ГЛАВА ДВАДЦАТЬ ТРЕТЬЯ, сообщающая факты, без которых нельзя перейти ко второй части нашего повествования

   Из Города Больших Жаб ежедневно отправляются в сторону Бакбука три поезда: в одиннадцать утра, в четыре сорок три пополудни и в десять часов двадцать две минуты вечера.
   Четвертого сентября в каждом из трех поездов мы могли бы встретить по одному из действующих лиц нашего повествования.
   С первым поездом уехал человек, имя которого два с лишним месяца не сходило со страниц аржантейских газет. Высокий, отлично сложенный брюнет с энергичным, чуть скуластым лицом, он был по многочисленным фотографиям известен почти каждому. Проводник вагона, в котором он расположился, приветливо осведомился:
   — Если не ошибаюсь, господин Томазо Магараф? — И, убедившись, что он не ошибся, раззвонил об этом по всему составу.

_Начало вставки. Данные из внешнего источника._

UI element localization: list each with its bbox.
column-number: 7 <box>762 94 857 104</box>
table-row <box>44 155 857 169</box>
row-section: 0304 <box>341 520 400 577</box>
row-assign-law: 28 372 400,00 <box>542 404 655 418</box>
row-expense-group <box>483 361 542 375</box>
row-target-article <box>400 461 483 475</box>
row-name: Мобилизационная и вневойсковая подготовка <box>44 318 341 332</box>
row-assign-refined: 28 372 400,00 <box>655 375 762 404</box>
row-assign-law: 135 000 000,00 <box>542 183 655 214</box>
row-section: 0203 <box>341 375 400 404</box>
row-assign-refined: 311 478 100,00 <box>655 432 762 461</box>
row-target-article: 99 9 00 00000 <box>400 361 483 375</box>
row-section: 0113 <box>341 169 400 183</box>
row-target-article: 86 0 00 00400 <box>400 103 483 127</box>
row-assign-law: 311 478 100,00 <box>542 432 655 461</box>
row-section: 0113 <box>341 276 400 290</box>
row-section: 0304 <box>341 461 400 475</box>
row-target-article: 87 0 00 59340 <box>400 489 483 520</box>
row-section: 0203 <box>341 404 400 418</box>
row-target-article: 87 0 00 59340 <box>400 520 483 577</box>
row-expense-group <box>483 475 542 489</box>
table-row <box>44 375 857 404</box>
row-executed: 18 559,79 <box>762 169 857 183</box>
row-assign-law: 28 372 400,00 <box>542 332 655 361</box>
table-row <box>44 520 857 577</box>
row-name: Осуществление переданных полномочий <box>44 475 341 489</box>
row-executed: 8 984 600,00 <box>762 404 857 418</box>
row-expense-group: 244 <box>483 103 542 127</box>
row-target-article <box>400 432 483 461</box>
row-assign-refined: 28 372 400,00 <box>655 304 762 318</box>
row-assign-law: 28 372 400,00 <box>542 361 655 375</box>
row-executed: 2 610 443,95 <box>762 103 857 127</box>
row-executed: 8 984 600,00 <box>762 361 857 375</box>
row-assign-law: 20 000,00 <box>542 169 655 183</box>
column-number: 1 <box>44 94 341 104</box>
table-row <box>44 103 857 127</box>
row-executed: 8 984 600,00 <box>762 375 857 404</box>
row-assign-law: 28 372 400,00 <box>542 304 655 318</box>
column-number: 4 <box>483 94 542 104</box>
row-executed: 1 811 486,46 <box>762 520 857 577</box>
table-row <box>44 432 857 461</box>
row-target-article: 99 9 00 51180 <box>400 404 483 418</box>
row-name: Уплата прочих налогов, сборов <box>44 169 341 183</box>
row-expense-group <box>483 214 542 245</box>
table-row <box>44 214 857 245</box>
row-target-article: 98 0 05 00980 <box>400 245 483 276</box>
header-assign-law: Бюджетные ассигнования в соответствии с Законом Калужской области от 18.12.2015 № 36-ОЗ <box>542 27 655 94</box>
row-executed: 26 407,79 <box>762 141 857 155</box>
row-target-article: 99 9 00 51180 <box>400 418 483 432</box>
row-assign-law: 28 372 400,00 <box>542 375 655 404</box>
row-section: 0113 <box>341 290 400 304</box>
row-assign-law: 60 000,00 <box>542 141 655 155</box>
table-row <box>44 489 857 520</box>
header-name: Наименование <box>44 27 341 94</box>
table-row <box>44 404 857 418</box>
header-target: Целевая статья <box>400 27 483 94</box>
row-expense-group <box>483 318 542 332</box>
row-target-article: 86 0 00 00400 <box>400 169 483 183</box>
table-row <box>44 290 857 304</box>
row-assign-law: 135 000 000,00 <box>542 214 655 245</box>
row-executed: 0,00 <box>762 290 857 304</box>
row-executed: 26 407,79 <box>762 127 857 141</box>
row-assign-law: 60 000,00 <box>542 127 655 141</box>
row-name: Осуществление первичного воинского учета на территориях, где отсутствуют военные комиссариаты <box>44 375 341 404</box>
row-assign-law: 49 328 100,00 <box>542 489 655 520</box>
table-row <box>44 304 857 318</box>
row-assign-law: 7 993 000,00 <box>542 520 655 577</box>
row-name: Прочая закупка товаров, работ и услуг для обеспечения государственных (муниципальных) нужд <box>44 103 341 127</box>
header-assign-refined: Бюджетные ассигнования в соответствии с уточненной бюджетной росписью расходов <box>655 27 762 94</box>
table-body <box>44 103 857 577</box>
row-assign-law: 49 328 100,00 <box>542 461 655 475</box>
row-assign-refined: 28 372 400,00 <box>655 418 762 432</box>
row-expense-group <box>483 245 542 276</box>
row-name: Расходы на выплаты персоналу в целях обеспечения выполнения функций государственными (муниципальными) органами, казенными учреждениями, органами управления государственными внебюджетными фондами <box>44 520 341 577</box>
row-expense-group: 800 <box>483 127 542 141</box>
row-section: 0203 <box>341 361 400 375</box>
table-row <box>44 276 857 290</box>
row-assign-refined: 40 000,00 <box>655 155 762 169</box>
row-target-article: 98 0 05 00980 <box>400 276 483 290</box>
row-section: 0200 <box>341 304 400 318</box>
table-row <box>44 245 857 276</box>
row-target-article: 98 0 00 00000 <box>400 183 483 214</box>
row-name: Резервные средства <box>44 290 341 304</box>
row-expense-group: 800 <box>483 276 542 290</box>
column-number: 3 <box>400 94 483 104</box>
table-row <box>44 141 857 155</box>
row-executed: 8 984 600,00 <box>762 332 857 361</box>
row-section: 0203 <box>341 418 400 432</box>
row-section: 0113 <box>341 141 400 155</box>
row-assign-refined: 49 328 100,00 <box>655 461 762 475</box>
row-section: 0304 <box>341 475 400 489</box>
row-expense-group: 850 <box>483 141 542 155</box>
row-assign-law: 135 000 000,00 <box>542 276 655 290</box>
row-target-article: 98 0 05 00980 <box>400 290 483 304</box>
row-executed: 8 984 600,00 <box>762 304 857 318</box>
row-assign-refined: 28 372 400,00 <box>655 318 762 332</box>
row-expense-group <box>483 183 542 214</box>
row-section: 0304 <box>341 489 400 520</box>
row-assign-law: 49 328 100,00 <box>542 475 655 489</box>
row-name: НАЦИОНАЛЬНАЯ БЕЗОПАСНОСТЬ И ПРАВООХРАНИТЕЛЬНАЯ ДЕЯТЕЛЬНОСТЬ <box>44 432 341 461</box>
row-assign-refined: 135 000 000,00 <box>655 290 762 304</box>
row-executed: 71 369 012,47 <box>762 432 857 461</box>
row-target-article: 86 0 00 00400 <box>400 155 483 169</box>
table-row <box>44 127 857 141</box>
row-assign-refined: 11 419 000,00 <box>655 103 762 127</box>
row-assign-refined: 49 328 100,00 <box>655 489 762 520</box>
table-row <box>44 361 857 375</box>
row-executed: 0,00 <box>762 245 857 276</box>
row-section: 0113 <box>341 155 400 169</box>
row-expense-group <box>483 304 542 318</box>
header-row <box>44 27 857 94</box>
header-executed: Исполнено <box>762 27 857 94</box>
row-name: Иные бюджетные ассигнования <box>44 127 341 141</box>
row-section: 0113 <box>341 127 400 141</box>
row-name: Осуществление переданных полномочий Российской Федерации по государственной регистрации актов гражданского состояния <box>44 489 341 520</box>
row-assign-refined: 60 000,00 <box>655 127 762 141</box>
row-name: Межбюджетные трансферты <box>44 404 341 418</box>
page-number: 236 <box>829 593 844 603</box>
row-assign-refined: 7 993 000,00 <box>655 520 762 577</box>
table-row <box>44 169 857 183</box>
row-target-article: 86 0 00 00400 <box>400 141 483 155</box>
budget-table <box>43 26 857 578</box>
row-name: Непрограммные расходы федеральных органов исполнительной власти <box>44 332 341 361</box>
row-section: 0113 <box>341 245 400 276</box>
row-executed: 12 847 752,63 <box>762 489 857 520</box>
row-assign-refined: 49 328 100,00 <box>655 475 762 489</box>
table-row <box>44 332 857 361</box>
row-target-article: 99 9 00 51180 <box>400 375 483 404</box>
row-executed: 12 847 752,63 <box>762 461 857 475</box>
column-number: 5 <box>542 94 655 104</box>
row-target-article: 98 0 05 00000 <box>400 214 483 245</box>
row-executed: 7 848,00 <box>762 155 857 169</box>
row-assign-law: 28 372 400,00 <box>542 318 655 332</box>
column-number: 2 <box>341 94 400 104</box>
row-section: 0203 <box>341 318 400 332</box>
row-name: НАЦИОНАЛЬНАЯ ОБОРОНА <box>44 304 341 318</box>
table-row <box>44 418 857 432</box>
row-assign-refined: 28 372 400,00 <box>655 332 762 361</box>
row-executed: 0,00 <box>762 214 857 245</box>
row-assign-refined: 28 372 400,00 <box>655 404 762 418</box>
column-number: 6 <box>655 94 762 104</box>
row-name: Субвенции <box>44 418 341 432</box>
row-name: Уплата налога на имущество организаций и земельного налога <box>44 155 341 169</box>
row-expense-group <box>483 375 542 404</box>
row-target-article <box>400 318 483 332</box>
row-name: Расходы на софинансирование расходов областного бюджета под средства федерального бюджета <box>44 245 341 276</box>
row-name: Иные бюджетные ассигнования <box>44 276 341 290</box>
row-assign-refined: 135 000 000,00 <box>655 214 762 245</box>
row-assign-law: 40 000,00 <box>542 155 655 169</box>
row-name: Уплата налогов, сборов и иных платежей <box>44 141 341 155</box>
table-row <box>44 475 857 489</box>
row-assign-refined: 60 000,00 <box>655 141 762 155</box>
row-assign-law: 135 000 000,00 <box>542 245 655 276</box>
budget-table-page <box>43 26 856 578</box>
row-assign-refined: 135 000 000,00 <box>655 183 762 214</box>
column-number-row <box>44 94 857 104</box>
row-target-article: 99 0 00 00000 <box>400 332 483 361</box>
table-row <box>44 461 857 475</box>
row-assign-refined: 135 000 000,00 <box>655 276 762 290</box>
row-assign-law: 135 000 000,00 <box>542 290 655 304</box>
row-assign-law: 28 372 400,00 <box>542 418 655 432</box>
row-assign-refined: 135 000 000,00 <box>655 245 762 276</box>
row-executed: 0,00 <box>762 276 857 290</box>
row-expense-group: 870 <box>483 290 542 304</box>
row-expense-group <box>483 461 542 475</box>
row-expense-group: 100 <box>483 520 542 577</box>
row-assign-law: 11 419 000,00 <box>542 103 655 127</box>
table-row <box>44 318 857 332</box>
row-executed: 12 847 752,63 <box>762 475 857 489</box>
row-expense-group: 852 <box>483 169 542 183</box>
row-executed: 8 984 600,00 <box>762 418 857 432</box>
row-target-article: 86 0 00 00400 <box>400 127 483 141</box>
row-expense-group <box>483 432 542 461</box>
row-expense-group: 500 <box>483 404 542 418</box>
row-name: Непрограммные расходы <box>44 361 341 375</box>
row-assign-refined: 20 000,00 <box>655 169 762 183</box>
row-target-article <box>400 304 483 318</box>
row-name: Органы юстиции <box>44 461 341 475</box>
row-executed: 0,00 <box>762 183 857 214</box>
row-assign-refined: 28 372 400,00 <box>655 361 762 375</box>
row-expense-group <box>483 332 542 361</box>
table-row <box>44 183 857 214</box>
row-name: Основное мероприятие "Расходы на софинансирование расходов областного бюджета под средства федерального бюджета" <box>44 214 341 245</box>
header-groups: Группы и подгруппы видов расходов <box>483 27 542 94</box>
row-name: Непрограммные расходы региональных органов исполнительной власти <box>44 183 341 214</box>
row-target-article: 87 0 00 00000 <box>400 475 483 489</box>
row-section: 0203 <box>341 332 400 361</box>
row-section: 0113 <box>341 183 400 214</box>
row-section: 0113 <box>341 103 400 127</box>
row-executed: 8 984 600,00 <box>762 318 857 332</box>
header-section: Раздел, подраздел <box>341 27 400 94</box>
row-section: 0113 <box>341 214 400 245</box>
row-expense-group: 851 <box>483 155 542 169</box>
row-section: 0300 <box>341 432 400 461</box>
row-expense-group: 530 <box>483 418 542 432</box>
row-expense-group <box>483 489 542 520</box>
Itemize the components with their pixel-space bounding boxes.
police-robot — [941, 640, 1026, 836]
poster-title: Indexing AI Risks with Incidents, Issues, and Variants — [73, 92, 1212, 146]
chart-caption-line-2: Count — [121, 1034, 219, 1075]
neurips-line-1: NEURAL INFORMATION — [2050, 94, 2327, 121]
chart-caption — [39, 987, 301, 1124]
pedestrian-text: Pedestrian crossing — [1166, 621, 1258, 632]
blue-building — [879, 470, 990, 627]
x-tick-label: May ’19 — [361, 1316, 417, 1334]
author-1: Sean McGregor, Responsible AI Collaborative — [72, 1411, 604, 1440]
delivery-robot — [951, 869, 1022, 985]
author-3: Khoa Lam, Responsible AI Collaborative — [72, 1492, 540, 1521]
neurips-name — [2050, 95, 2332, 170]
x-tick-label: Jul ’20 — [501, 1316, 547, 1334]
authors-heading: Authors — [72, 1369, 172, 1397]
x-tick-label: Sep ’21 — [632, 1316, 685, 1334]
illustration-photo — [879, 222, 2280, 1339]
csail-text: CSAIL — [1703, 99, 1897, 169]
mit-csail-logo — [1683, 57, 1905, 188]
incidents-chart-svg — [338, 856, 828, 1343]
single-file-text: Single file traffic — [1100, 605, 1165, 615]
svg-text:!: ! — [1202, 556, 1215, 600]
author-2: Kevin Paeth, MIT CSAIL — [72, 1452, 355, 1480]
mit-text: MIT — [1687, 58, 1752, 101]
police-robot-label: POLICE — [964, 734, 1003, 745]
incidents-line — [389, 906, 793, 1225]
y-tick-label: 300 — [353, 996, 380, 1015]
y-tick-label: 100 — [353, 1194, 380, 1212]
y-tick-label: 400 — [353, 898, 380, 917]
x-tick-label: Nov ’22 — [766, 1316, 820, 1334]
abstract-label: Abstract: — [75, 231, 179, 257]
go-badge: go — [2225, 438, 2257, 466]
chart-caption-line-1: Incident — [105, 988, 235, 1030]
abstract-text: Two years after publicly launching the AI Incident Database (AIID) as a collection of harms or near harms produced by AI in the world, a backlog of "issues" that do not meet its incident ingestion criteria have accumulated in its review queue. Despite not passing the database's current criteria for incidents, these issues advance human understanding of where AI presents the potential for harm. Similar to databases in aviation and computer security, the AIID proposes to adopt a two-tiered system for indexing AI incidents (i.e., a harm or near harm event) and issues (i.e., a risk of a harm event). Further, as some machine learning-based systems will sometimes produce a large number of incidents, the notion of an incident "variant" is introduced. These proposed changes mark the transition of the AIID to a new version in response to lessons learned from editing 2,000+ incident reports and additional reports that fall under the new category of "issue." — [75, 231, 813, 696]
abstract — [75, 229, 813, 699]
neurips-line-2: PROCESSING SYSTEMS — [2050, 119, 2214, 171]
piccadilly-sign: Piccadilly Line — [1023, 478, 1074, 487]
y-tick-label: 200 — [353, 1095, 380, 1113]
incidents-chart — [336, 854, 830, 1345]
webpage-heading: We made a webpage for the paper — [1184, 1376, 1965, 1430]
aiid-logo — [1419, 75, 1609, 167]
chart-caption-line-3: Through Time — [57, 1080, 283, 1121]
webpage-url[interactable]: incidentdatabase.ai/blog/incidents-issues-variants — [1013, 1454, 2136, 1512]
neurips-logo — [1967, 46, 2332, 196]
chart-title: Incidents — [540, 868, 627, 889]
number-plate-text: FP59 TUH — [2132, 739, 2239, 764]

   Но почти никто из пассажиров не затруднил себя посещением вагона, в котором ехал наш герой. Томазо Магараф уже давно, по крайней мере, десять дней назад, перестал быть сенсацией. Его начисто вытеснили со страниц газет и журналов и из легкомысленных сердец аржантейских граждан пятеро близнецов, родившихся у неизвестного до сего времени бухгалтера маленькой комиссионной конторы в неприметном городке Ан.
   Возвращавшийся из своей неудачной курортной поездки Томазо Магараф узнал об этих близнецах еще по пути в Город Больших Жаб, но, только прибыв в столицу, он понял, какое роковое влияние на его личную судьбу оказало небывалое событие в семье анского бухгалтера. Никто уже не имел желания бесплатно кормить выросшего лилипута в своем ресторане, никто не собирался бесплатно предоставить ему даже самый захудалый номер в своей гостинице, во всех магазинах его принимали как самого обыкновенного покупателя. Вернее, он не был даже самым обыкновенным покупателем, потому что у него не было денег. За то время, когда его имя открывало сердца и кассы предпринимателей, заинтересованных в рекламе, Томазо Магараф не догадался сколотить себе хоть немного денег, и рождение анских близнецов подрезало под самый корень шаткое благополучие нашего героя.